Onze Nederlanden een historische twee-eenheid 1500-1800
Het verschillend ‘klein-nederlands’ gevoel
door Hugo de Schepper
Na de territoriale eenmaking vanaf het einde van de 14de eeuw hebben de ‘zeventien’ gewesten in verschillende gradaties deelgenomen aan staatsvorming en integratie van het Bourgondisch-Habsburgse Nederland. Intellectueel-cultureel, sociaaleconomisch, demografisch en politiek-institutioneel namen de noord-westelijke provinciën in dat proces het voortouw.
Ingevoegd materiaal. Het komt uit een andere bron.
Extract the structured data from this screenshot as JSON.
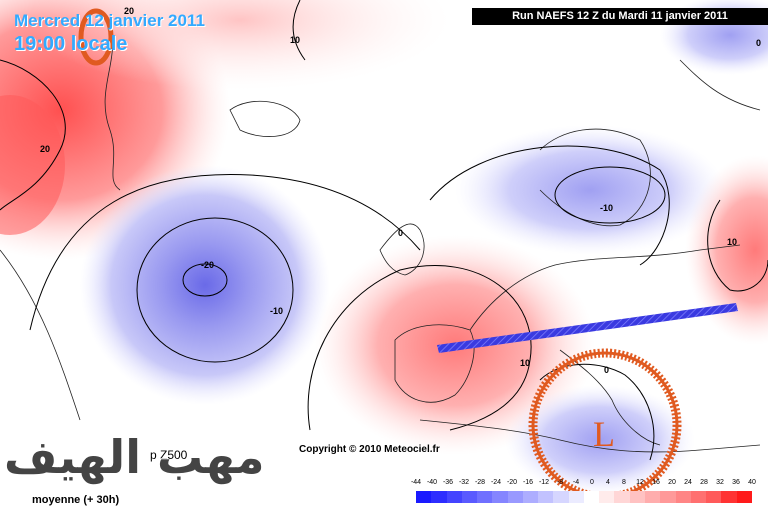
{
  "header": {
    "date_line_1": "Mercred 12 janvier 2011",
    "date_line_2": "19:00 locale",
    "run_info": "Run NAEFS 12 Z du Mardi 11 janvier 2011"
  },
  "footer": {
    "copyright": "Copyright © 2010 Meteociel.fr",
    "model_label": "p Z500",
    "average_label": "moyenne (+ 30h)",
    "watermark": "مهب الهيف"
  },
  "contour_labels": [
    {
      "text": "20"
    },
    {
      "text": "10"
    },
    {
      "text": "20"
    },
    {
      "text": "-20"
    },
    {
      "text": "-10"
    },
    {
      "text": "0"
    },
    {
      "text": "-10"
    },
    {
      "text": "10"
    },
    {
      "text": "10"
    },
    {
      "text": "0"
    },
    {
      "text": "0"
    }
  ],
  "annotations": {
    "low_marker": "L"
  },
  "color_scale": {
    "labels": [
      "-44",
      "-40",
      "-36",
      "-32",
      "-28",
      "-24",
      "-20",
      "-16",
      "-12",
      "-8",
      "-4",
      "0",
      "4",
      "8",
      "12",
      "16",
      "20",
      "24",
      "28",
      "32",
      "36",
      "40"
    ],
    "colors": [
      "#1a1aff",
      "#2d2dff",
      "#4444ff",
      "#5a5aff",
      "#7070ff",
      "#8585ff",
      "#9999ff",
      "#adadff",
      "#c2c2ff",
      "#d6d6ff",
      "#ebebff",
      "#ffffff",
      "#ffebeb",
      "#ffd6d6",
      "#ffc2c2",
      "#ffadad",
      "#ff9999",
      "#ff8585",
      "#ff7070",
      "#ff5a5a",
      "#ff3333",
      "#ff1a1a"
    ]
  },
  "colors": {
    "date_text": "#33aaff",
    "annotation_orange": "#e05a20",
    "front_blue": "#2a2ad8"
  }
}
Het Bourgondische rijk van Philips de Goede
In de oostelijke en zuidelijke (Waalse) periferie schreed de staatsvorming met lagere snelheden voort dan in wat als kerngebied dient te worden aangemerkt: Brabant, Holland, Vlaanderen en Zeeland. Samen maakten zij overigens al sedert 1433 deel uit van het toen nog Bourgondische statencomplex en zij kenden op diverse terreinen een ander ontwikkelingspeil dan de overige landsdelen, waaronder de niet-patrimoniale provinciën, die er pas later en door aankoop of oorlogvoering bijkwamen. In dat préindustriële kerngebied waren de steden de belangrijke politieke factor, terwijl in de agrarische provinciën adel en geestelijkheid de enige politieke factoren van betekenis waren. Binnen de belangengemeenschap rondom het Schelde-, Maas- en Rijnestuarium had het centrum zich omstreeks 1500 meer binnenlandwaarts verlegd, van Vlaanderen (Brugge) naar Brabant (Antwerpen) namelijk, hoewel het laatstgenoemde later dan Vlaanderen tot ontwikkeling was gekomen. Holland (Amsterdam) vond daar in het begin van de 16de eeuw aansluiting bij en begon in de jaren zestig van de eeuw de rol van Brabant over te nemen. De sterk verstedelijkte cultuur en maritieme en pre-kapitalistische economie in de centrale provincies moeten in de hele 16de eeuw als een eenheid worden gezien, waarbij een grote mate van integratie op verschillende terreinen werd gerealiseerd. Tot 1583/85 waren Holland, Vlaanderen en ook Zeeland onmiskenbaar op politieke, gerechtelijke, economische, intellectueel-culturele en vanaf 1559 ook kerkelijke epicentra in Brabant (niet op Vlaanderen!) georiënteerd en zulks intensiever dan de andere provinciën. Dat kerngebied was niet monolitisch en iedere provincie had haar specifieke subcentra, die echter op elkaar inspeelden. De centrumzoekende krachten namen in de omliggende landsdelen op ongelijke wijze af. Als men dan toch het 16de-eeuwse Nederland wil opdelen, dan zouden op basis van de historische realiteit van centrumperiferiestructuren
slechts de benamingen noordwestelijke en noordoostelijke (Friesland, Groningen, Utrecht, Overijssel-Drenthe, Gelre, Limburg-Overmaas en Luxemburg) Nederlanden verantwoord zijn; zuidelijk Nederland zou dan alleen op de Waalse periferie (Namen, Henegouwen, het Doornikse en Waals-Vlaanderen) betrekking hebben. Waarschijnlijk bleef de bondstaat beperkt tot de goeddeels geïntegreerde belangengemeenschap rond Rijn-, Maas- en Scheldemondingen, terwijl de andere provinciën in de fase van de statenbond bleven steken en hun betrekkingen met het centrum slechts op confederale basis voortzetten. Het centrum heeft door de Opstand, die vooral een revolte van het kerngebied was, niet voldoende tijd gehad om zijn invloed in die periferie te vestigen.